Abstract

Distance-based methods have been a valuable tool for ecologists for decades. Indirectly, distance-based ordination and cluster analysis, in particular, have been widely practiced as they allow the visualization of a multivariate data set in a few dimensions. The explicitly distance-based Mantel test and multiple regression on distance matrices (MRM) add hypothesis testing to the toolbox. One concern for ecologists wishing to use these methods lies in deciding whether to combine data vectors into a compound multivariate dissimilarity to analyze them individually. For Euclidean distances on scaled data, the correlation of a pair of multivariate distance matrices can be calculated from the correlations between the two sets of individual distance matrices if one set is orthogonal, demonstrating a clear link between individual and compound distances. The choice between Mantel and MRM should be driven by ecological hypotheses rather than mathematical concerns.
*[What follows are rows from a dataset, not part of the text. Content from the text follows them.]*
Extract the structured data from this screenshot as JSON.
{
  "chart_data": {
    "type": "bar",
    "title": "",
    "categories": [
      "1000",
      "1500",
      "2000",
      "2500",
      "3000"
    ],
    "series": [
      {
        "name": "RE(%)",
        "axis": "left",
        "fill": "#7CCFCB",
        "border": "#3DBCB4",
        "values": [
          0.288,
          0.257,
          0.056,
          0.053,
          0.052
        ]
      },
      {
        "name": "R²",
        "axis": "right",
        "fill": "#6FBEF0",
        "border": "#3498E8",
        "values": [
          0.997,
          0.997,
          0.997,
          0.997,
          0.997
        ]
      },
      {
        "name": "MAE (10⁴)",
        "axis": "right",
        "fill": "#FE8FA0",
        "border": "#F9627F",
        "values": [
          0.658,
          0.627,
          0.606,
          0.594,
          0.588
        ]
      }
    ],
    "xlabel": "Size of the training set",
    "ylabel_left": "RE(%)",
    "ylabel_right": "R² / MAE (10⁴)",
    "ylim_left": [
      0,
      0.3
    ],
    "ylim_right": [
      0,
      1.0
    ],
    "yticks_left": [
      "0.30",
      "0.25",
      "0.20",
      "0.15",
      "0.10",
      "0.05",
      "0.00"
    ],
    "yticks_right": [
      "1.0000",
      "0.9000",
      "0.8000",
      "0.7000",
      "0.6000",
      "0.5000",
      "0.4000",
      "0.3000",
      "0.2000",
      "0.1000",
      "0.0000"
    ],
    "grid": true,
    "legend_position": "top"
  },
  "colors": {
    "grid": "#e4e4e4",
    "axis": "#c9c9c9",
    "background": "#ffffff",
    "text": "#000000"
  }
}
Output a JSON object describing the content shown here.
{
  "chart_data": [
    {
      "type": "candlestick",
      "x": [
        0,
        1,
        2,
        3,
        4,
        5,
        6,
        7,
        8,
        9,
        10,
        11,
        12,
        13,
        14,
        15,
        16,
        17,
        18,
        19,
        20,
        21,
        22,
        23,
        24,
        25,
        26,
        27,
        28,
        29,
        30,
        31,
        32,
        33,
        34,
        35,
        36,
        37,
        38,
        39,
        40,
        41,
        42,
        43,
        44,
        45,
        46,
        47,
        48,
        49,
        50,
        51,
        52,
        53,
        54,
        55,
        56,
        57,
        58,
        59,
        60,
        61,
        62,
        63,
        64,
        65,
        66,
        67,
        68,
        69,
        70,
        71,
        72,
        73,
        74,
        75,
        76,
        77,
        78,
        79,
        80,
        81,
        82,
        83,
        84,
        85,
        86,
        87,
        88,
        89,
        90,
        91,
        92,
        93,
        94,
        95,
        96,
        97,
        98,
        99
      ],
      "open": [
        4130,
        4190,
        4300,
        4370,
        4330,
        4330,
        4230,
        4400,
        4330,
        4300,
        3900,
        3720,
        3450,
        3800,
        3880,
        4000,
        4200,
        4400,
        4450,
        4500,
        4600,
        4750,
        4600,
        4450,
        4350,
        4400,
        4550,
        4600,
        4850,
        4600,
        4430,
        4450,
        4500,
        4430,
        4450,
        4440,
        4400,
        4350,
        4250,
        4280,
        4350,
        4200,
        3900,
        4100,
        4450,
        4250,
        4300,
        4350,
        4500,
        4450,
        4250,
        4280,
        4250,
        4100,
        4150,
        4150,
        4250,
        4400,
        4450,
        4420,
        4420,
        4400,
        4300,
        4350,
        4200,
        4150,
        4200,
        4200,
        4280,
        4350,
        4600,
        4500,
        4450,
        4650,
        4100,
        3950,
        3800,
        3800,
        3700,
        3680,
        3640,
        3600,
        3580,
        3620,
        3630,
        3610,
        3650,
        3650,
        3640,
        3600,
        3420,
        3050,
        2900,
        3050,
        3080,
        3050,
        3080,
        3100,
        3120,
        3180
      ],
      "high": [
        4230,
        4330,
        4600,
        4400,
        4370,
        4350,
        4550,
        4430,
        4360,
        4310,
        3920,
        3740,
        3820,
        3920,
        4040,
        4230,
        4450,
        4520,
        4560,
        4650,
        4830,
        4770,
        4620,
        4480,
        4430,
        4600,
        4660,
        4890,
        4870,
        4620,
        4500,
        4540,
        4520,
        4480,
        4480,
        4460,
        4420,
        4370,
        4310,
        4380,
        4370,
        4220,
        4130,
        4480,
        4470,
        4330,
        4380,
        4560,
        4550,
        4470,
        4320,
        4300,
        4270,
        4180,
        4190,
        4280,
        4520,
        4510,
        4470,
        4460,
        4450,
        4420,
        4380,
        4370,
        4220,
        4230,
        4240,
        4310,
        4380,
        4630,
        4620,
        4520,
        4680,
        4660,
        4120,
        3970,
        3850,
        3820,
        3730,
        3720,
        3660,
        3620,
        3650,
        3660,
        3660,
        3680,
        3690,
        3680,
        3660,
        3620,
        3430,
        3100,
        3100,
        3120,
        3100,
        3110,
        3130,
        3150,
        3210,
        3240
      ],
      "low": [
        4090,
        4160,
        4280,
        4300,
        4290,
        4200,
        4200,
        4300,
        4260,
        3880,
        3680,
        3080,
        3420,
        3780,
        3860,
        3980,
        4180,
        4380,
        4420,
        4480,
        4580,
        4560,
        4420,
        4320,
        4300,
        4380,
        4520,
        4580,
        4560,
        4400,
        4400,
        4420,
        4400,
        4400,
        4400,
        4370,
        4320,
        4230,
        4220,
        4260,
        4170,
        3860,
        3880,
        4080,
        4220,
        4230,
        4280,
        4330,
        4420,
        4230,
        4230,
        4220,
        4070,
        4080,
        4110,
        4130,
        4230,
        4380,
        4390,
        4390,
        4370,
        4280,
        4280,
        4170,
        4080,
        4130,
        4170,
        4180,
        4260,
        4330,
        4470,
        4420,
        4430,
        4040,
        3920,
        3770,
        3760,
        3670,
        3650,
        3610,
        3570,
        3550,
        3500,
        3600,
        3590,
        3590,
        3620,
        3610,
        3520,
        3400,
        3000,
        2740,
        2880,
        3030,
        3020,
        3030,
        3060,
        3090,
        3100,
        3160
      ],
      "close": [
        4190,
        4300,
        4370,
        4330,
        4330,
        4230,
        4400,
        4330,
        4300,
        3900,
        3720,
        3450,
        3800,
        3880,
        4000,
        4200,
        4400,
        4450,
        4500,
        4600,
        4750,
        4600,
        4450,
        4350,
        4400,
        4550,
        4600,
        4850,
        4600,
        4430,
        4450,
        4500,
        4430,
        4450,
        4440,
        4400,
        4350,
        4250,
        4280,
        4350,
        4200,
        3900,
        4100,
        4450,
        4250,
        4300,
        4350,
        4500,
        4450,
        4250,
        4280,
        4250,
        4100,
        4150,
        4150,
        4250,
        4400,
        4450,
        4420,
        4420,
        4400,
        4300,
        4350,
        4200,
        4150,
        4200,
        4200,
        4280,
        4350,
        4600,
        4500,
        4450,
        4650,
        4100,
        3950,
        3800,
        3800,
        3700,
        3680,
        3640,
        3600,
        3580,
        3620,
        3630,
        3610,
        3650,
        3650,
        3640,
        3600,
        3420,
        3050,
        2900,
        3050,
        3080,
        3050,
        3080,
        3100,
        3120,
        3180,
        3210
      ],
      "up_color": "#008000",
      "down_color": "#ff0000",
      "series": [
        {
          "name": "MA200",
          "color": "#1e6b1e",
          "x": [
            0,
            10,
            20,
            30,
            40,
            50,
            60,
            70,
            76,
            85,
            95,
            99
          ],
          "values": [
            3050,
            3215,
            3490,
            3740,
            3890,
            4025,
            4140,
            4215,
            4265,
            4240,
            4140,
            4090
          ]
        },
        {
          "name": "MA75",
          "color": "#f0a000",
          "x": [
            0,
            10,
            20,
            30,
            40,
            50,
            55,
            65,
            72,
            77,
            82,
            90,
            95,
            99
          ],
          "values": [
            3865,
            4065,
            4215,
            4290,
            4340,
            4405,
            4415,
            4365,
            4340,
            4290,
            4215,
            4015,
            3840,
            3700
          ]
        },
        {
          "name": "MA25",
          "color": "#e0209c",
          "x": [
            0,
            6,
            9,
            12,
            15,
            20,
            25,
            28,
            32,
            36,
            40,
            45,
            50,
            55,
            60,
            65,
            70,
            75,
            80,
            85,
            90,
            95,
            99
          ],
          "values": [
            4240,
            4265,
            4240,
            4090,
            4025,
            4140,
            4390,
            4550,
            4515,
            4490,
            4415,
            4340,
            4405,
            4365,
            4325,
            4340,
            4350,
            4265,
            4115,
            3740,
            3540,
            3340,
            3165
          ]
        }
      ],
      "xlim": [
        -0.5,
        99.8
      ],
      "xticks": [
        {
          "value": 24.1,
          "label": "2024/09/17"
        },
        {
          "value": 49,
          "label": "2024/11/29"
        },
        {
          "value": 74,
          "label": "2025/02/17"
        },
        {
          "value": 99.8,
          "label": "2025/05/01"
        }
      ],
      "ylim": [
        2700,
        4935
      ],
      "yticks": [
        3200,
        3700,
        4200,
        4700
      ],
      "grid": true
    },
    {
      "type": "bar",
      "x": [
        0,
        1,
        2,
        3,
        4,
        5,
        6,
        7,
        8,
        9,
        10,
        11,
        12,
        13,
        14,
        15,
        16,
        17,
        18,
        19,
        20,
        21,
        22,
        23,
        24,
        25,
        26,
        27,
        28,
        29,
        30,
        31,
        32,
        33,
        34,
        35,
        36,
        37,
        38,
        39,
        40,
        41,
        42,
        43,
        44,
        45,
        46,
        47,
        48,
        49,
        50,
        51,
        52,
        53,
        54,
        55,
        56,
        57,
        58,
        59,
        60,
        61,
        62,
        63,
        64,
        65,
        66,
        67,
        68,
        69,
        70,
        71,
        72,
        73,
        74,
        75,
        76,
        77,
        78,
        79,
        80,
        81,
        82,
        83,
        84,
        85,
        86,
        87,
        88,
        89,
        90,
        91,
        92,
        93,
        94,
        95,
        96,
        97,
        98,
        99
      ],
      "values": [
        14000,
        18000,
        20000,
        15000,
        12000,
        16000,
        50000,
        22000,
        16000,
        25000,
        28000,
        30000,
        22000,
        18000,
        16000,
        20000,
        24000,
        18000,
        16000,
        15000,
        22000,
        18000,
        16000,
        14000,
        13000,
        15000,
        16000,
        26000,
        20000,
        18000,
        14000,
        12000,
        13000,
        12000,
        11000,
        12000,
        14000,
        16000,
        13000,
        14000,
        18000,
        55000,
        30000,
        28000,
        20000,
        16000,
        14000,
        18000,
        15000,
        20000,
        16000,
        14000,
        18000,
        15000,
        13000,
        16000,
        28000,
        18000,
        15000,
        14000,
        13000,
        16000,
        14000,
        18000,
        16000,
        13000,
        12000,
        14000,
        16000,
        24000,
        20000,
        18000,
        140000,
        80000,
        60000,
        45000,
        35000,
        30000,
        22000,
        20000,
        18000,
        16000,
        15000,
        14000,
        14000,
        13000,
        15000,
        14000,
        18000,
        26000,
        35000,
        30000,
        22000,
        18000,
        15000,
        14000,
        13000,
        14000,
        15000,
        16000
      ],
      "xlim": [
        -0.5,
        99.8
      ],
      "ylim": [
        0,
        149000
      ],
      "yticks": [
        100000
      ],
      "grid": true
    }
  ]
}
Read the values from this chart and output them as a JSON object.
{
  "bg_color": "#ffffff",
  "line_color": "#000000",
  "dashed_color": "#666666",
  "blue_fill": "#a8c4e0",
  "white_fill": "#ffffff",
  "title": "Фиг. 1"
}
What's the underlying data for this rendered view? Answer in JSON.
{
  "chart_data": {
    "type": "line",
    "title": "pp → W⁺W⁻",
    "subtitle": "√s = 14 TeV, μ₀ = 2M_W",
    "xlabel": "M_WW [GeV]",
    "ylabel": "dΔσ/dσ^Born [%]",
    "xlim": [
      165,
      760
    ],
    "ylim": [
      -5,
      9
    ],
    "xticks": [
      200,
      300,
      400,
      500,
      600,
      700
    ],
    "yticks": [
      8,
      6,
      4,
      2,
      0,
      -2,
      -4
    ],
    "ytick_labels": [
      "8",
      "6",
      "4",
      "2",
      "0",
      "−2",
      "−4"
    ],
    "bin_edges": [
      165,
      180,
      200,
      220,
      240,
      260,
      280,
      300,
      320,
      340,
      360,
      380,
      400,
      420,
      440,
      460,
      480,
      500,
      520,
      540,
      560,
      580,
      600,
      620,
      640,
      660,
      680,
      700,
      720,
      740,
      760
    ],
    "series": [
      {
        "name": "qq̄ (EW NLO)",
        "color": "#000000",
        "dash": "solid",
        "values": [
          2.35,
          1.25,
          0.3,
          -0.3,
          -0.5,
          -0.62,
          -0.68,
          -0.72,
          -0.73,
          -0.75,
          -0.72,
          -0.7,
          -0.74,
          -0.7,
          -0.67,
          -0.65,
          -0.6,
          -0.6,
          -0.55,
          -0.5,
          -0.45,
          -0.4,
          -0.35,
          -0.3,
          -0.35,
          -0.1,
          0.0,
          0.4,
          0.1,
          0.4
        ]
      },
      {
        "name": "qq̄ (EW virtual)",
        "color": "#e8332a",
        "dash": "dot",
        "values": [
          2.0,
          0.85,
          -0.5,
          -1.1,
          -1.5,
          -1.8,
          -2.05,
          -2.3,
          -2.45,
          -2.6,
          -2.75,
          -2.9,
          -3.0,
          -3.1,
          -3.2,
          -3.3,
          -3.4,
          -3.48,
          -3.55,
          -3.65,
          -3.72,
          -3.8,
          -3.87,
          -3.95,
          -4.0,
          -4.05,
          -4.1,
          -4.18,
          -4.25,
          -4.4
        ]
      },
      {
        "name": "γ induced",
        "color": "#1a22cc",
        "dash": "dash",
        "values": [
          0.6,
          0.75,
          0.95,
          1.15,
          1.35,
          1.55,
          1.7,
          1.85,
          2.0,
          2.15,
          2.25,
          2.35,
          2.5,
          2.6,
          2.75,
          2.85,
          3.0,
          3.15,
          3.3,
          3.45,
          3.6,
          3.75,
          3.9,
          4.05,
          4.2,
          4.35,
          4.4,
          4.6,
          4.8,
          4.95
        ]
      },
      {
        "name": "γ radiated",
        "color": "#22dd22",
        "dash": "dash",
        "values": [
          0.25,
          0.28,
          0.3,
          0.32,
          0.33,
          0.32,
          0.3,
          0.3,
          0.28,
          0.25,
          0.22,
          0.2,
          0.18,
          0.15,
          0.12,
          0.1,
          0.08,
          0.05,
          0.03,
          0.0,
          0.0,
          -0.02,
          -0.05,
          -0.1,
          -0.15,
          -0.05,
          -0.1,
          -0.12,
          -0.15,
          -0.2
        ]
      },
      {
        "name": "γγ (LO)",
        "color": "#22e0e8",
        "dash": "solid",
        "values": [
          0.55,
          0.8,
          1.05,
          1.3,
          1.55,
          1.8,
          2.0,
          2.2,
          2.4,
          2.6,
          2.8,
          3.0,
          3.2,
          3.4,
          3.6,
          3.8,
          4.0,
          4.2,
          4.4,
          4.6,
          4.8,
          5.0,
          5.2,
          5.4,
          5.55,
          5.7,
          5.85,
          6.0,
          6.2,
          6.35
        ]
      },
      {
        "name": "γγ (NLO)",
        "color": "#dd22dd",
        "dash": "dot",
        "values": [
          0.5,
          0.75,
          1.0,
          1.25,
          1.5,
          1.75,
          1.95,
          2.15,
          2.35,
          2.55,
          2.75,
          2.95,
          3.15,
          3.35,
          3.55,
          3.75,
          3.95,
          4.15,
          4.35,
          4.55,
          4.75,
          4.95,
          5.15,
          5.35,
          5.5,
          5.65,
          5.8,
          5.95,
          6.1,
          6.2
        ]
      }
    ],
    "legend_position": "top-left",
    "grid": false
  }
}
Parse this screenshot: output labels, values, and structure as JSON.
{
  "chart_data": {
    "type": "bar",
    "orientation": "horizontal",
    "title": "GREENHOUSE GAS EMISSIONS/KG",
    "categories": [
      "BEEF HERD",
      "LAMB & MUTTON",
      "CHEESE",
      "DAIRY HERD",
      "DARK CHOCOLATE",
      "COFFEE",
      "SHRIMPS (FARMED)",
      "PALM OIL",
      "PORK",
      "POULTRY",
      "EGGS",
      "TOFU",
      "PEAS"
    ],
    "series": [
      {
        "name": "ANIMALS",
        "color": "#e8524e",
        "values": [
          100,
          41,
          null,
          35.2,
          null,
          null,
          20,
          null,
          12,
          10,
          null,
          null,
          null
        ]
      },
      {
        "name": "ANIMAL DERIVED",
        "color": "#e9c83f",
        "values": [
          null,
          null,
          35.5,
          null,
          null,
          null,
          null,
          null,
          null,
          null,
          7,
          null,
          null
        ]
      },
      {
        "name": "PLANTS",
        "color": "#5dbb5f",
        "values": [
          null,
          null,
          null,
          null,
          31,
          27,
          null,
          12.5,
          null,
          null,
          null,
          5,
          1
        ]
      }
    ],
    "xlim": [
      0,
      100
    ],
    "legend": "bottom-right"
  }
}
The relationship between individual and compound distance matrices also provides a means for calculating the maximum possible value of the Mantel statistic, which can be considerably less than 1 for a given analysis. These relationships are demonstrated with simulated data. Although these mathematical relationships are only strictly true for Euclidean distances when one set of variables is orthogonal, simulations show that they are approximately true for weakly correlated variables and Bray–Curtis dissimilarities.